Director: Michelangelo Antonioni

Reviewed by Paghat the Ratgirl



The great soundtrack orchestrated by Giovanni Fusco for L'Avventura (The Adventure; aka, The Fling, 1960) is kind of a blend of Anton Karas's theme for The Third Man (1949) recombinated with a spaghetti western score. I liked the soundtrack better than the movie.

L'AvventuraIn my youth I was devoted to Michaelangelo Antonioni, loved the majestic slow pacing of his films, the long often static shots. I found anything he touched mesmerizing in its beauty, & the characters always held me rapt.

My favorite was The Passenger (Professione: Reporter, 1975), but I'd go to double-bills at the repertoire cinema & Antonioni mini-festivals until I'd seen them all, & felt completely rewarded, though admitting some of these films were an ordeal.

As I've gotten so much older, I seem to have become spoilt by a lifelong diet of fast-paced thrillers, horror yarns, & adventures, & I find I lack the ability to become fully absorbed in films once beloved but which now feel bloated, self-indulgent, & not nearly as meaningful as a younger inexperienced mind liked to believe.

I hadn't revisited these films in decades, & settled on viewing L'Avventura in part because I couldn't remember it at all so figured it would be like seeing it for the first time.
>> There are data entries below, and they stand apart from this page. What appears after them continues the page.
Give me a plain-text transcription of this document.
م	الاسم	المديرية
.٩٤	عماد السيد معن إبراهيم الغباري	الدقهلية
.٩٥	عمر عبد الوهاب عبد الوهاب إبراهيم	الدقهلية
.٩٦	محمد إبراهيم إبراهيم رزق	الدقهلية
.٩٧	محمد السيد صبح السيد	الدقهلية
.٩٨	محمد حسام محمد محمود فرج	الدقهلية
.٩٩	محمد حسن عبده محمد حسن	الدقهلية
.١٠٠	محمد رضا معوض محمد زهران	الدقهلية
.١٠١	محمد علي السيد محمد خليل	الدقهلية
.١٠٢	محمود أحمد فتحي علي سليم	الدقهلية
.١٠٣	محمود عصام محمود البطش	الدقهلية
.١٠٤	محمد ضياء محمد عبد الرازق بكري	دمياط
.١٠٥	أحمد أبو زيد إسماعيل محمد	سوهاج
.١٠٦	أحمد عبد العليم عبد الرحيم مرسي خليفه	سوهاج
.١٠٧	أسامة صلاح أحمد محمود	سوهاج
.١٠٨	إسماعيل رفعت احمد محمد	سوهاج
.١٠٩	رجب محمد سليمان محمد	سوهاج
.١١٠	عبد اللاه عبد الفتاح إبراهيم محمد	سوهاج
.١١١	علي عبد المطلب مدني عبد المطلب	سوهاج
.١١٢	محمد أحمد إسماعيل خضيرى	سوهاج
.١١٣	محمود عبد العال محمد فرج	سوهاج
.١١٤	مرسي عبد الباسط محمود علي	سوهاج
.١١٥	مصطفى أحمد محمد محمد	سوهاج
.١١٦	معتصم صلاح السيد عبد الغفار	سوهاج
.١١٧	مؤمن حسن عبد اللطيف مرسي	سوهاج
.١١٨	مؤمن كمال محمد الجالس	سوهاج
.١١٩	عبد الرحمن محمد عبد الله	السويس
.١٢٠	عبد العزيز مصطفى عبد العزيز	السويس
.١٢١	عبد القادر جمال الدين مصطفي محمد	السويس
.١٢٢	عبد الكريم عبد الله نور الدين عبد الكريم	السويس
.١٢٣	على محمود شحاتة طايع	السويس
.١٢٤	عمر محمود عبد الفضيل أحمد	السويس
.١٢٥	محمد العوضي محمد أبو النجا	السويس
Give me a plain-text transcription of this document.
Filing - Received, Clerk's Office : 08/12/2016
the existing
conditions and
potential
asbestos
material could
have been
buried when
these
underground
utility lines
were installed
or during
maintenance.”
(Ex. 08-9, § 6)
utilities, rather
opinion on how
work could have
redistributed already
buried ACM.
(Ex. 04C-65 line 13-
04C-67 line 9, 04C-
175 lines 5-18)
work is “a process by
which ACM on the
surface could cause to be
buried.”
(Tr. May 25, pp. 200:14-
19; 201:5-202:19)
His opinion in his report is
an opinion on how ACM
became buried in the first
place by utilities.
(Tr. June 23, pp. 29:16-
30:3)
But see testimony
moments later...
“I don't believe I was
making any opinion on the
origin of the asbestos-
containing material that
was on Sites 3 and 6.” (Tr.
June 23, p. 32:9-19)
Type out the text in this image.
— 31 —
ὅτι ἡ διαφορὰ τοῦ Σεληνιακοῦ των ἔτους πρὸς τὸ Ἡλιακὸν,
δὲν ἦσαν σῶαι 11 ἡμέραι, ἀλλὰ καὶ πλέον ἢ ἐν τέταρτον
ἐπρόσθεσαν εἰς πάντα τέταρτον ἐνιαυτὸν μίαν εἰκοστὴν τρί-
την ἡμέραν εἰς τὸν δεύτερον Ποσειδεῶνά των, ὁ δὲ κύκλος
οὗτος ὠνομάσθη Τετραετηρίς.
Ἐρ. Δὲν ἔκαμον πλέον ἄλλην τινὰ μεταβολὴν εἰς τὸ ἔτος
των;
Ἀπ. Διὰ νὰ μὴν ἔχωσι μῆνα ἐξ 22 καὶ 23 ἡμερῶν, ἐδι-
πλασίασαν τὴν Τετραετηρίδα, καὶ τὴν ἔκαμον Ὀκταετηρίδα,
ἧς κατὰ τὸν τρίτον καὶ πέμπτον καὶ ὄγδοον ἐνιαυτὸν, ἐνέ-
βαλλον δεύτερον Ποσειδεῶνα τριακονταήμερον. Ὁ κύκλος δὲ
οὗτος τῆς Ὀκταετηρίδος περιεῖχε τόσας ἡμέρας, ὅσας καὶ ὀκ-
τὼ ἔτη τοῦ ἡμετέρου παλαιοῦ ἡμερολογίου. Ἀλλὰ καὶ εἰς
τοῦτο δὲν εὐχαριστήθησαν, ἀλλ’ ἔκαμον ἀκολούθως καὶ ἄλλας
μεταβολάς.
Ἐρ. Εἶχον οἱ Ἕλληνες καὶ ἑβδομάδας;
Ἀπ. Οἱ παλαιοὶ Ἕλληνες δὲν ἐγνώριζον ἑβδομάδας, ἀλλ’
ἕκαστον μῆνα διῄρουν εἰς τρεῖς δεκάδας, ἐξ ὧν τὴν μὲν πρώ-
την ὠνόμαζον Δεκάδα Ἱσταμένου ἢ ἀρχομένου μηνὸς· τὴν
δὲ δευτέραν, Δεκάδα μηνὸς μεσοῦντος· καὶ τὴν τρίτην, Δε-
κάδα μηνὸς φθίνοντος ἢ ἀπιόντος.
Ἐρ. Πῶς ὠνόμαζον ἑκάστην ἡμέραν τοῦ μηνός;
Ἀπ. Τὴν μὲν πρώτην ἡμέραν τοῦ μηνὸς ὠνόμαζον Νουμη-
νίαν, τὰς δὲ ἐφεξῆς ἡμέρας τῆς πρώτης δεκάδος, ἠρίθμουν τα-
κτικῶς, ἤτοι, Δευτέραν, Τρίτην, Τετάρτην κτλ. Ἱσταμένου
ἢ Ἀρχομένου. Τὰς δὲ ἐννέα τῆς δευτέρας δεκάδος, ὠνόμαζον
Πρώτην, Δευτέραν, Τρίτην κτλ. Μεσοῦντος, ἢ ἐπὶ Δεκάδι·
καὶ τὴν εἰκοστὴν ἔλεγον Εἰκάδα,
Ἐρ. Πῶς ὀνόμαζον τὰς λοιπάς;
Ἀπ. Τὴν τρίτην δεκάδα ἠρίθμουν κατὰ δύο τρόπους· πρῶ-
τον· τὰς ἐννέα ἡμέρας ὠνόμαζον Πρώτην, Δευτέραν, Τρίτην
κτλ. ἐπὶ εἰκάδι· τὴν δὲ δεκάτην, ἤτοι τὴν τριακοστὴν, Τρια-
Also the stills had such a stark, forboding look, & I usually get an extra kick out of black & white cinematography.

Anna (Lea Massari), a wealthy young woman, has become dissatisfied with her Italian-movie-life & begins scowling in all the artfully arranged shots. It's so dull watching her it's no wonder she's dissatisfied, for I was bored by her too. We were both waiting for something to happen that was the least bit worthwhile.

Yaughting with her boring boyfriend (Gabriele Ferzetti) & her equally boring girlfriend (Monica Vitti) & adding to the mix a few even less interesting characters, they throw garbage on the sea & argue whether to swim. Then they swim. They arrive at tedious long last at an isolated volcanic island, where I hoped dinosaurs would eat them.

L'AvventuraAnna's idyllic summer continues to bore her -- & me. The character interactions develop along the lines of an adults-only version of Beach Blanket Bingo (1965).

Then inexplicably Anna vanishes on the ravaged volcanic island, never again to be seen. She's much more interesting in her absence than when she was around.

Everyone looks for her, slowly, detached, but in their world of amorality & decadence, getting it on with each other is more important. Yeah yeah, I get it, lesson learned, the rich devour even themselves.

I was never for a moment won over by these spoilt yob-wallies & was not entertained by the director's seeming invitation to deplore every character in his film.

Antonioni obviously intended these characters be disliked, but by paying so close attention to the upper classes (to which Antonioni did not belong) he just shows how important they were to him.

To me, they had nothing going for them. The only possible thing that could've justified their assinine opinions & actions in life would be if the dinosaurs had shown up after all to eat them. I did at least like the silvery landscapes; you can't fault the camera.

So. Had I been in my youth a film viewer of greater taste & easy patience than I am today, or was I just a sucker like every other urban film-fairy of the era, who so easily mistook Antonioni for a genius?